Büyük ofislerin veya binaların işletmecileri, binaları ve iş ihtiyaçları için hangi nemlendirici stratejisinin doğru olduğu konusunda tavsiye için bina hizmetleri danışmanlığı kullanır. Bu danışmanlıklar, uygun bir sistem ve kurulum stratejisi seçmek ve boyutlandırmak için nemlendirici üreticileri ve tedarikçileriyle irtibat kuracaktır. Karar verildikten sonra, nemlendirici tedarikçisi veya devreye almayı üstlenecek yüklenici ile nemlendirme sistemini uygulaması için bina hizmetleri yüklenicileri çalıştırılabilir.
Daha az karmaşık ihtiyaçlara sahip daha küçük binalar için, işletme sahipleri, sistemi tasarlamak ve kurmak için doğrudan yüklenici veya nemlendirici tedarikçisiyle irtibat kurabilir.

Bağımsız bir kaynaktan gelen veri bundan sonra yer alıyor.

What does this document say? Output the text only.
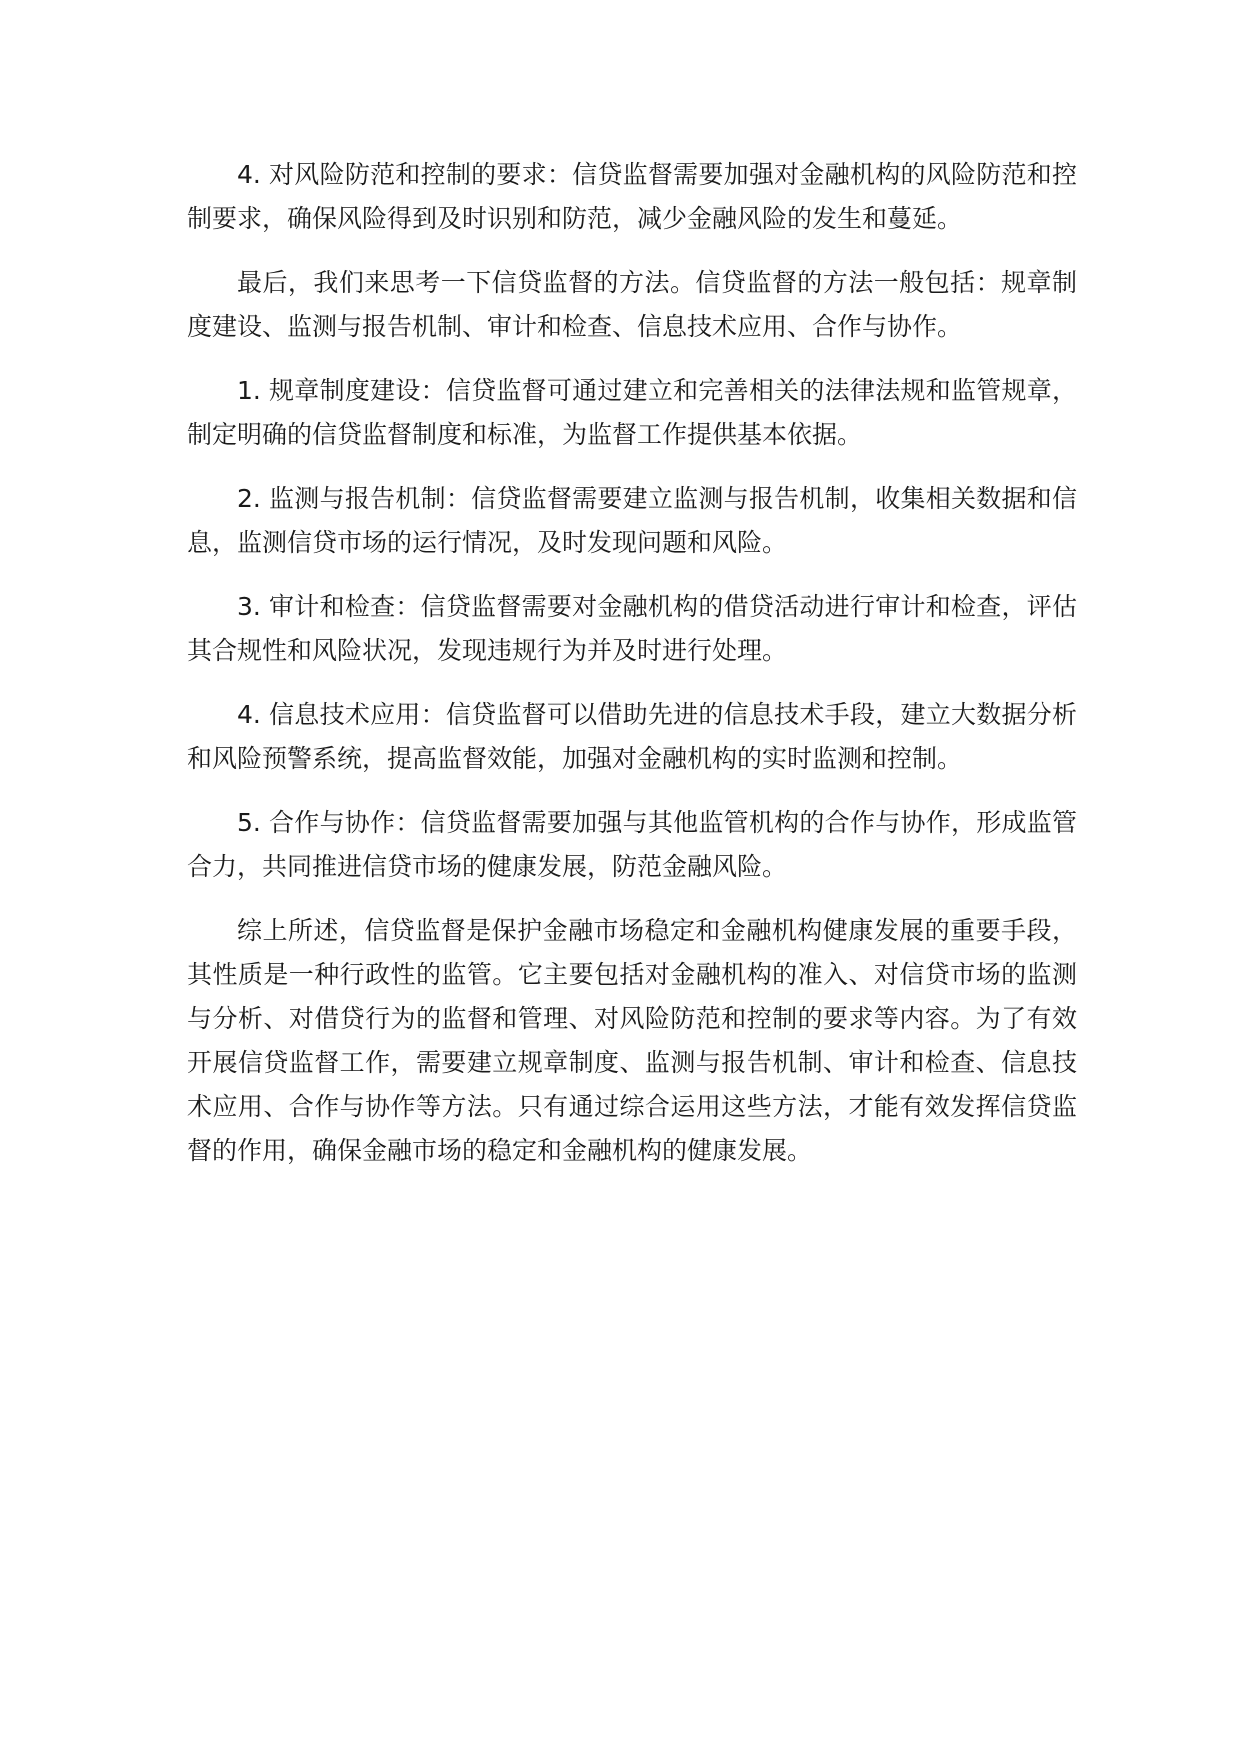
4. 对风险防范和控制的要求：信贷监督需要加强对金融机构的风险防范和控制要求，确保风险得到及时识别和防范，减少金融风险的发生和蔓延。

最后，我们来思考一下信贷监督的方法。信贷监督的方法一般包括：规章制度建设、监测与报告机制、审计和检查、信息技术应用、合作与协作。

1. 规章制度建设：信贷监督可通过建立和完善相关的法律法规和监管规章，制定明确的信贷监督制度和标准，为监督工作提供基本依据。

2. 监测与报告机制：信贷监督需要建立监测与报告机制，收集相关数据和信息，监测信贷市场的运行情况，及时发现问题和风险。

3. 审计和检查：信贷监督需要对金融机构的借贷活动进行审计和检查，评估其合规性和风险状况，发现违规行为并及时进行处理。

4. 信息技术应用：信贷监督可以借助先进的信息技术手段，建立大数据分析和风险预警系统，提高监督效能，加强对金融机构的实时监测和控制。

5. 合作与协作：信贷监督需要加强与其他监管机构的合作与协作，形成监管合力，共同推进信贷市场的健康发展，防范金融风险。

综上所述，信贷监督是保护金融市场稳定和金融机构健康发展的重要手段，其性质是一种行政性的监管。它主要包括对金融机构的准入、对信贷市场的监测与分析、对借贷行为的监督和管理、对风险防范和控制的要求等内容。为了有效开展信贷监督工作，需要建立规章制度、监测与报告机制、审计和检查、信息技术应用、合作与协作等方法。只有通过综合运用这些方法，才能有效发挥信贷监督的作用，确保金融市场的稳定和金融机构的健康发展。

Her bina, ne kadar büyük veya küçük olursa olsun, optimum seviyede nemlendirilebilir
Nemlendirici kurulduktan sonra tesis içi tesis yönetim ekibi tarafından çalıştırılır ve bakımı yapılır. Herhangi bir bina hizmetleri sistemi gibi, tüm nemlendiricilerin ara sıra bakıma ihtiyacı olacaktır ve bu, karmaşıklığa bağlı olarak bazen uzman şirketlere yaptırılabilir.
Her bina, ne kadar büyük ya da küçük olursa olsun, yıl boyunca optimum düzeyde nemlendirilebilir. Bina sakinleri, ortamlarının çok sıcak veya çok soğuk olup olmadığını hemen anlayacaklar, ancak insanlar duyusal nem algılayamadığı için, iç mekan hava kalitemizin bu yönü genellikle çok yakından izlenmiyor veya yönetilmiyor.
Türkiye’de nemlendirici tedarik etme deneyimimize dayanarak, yapılı ortamın %5’inden daha azının kış aylarında nemlendiğini tahmin ediyorum. Bu utanç vericidir, çünkü %40-60 RH’nin etkili bir enfeksiyon kontrol mekanizması olduğunu gösteren bilim zenginliği yıllardır mevcuttur ve büyümeye devam etmektedir. Hayal kırıklığı yaratan şey ise, sağlık için nemlendirmenin, personel devamsızlığını en aza indirmeye büyük önem verilen üst düzey ofislerde az da olsa kullanılması, ancak hastaları ve ön saflardaki bakım çalışanlarını solunum yolu viral enfeksiyonundan korumak için sağlık hizmetimiz tarafından yeterli düzeyde kullanılmamasıdır.
Karantina sonrası, COVID-19 dünyasında çalışma ortamlarımızın olabildiğince güvenli olmasını sağlamaya yönelik dünyanın ilgisi ve %40-60 Bağıl Nem avantajlarını savunan yetkili seslerdeki artış göz önüne alındığında, nemlendirme, optimum iç hava kalitesi ve ülkenin sağlığının iyileştirilmesinin sürdürülmesinde önemli bir rol oynayacaktır.